La coordination des affaires humanitaires dans le cas du séisme d’Haïti : l’OCHA


L’OCHA (Bureau des Nations Unies pour la Coordination des affaires humanitaires) est en quelque sorte le bras droit du Secrétariat de l’ONU et il est chargé de réunir les acteurs humanitaires pour assurer une réponse cohérente aux situations d’urgence. La mission de cette agence est demobiliser et de coordonner eficacement l’action humanitaire en partenariat avec les acteurs nationaux et internationaux afin d’alléger les souffrances humaines lors de catastrophes et de situations d’urgence, mais aussi soutenir les droits des personnes dans le besoin, promouvoir la préparation et la prévention, et faciliter des solutions durables.

Diaporama

L’OCHA a été créée en 1991, par l’Assemblée générale des Nations Unies par l’adoption d’une résolution (46/182) qui peut être consultée en français ICI. Les 3 principes de l’OCHA sont les suivant :

– La responsabilité de personnes touchées par une urgence se trouve – d’abord et avant tout – avec leurs Etats respectifs ;

– Les États qui en ont besoin devraient faciliter le travail des organisations ayant répondu ;

– L’aide humanitaire doit être liée à des principes humanitaires d’humanité, de neutralité et d’impartialité.
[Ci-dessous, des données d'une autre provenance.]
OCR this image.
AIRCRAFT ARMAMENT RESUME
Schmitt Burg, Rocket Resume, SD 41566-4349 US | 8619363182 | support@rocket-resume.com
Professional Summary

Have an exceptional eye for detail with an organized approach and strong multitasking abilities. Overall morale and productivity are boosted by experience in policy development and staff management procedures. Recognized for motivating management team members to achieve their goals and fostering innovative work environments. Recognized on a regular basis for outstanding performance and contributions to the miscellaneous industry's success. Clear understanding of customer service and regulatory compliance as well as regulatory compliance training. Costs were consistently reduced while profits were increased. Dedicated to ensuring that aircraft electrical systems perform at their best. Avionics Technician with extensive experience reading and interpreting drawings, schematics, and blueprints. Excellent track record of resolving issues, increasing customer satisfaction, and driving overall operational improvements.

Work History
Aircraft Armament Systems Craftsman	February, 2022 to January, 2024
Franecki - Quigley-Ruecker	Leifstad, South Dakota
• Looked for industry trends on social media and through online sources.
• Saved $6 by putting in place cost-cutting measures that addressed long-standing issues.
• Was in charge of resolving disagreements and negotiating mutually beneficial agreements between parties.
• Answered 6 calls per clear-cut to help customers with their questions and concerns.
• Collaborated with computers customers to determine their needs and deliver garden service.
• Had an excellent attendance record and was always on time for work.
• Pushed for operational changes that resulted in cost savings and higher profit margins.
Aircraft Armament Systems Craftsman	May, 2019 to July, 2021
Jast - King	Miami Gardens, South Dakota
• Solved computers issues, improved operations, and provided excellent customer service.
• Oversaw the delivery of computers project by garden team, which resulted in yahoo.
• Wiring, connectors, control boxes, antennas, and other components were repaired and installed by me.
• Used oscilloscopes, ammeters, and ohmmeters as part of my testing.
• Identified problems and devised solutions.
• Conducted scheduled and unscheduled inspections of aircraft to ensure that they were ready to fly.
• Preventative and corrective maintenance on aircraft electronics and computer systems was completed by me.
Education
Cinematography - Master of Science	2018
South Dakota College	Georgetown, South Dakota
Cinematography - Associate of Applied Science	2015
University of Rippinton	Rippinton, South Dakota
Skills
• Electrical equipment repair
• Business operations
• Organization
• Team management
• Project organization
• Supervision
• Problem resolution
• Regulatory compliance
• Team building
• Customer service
Un quatrième principe sur le principe de l’indépendance a été ajouté plus tard.

Michaelle Fleamvil carries supplies distributed by the American Red Cross at Croix des Prèt. She is helped by Red Cross worker Matt Marek. Photo: Talia Frenkel/American Red Cross

Il est important de souligner qu’en termes de coordination de l’aide humanitaire, l’OCHA s’implique dans plusieurs types d’actions en rassemblant différents acteurs, en fournissant différents types de soutien, grâce à de nombreux outils et mécanismes. Par exemple, il est évident que l’aide humanitaire est plus efficace lorsque les acteurs impliqués sont en mesure de définir des priorités communes, de partager des objectifs, de se mettre d’accord sur la tactique à adopter et de suivre conjointement les progrès accomplis.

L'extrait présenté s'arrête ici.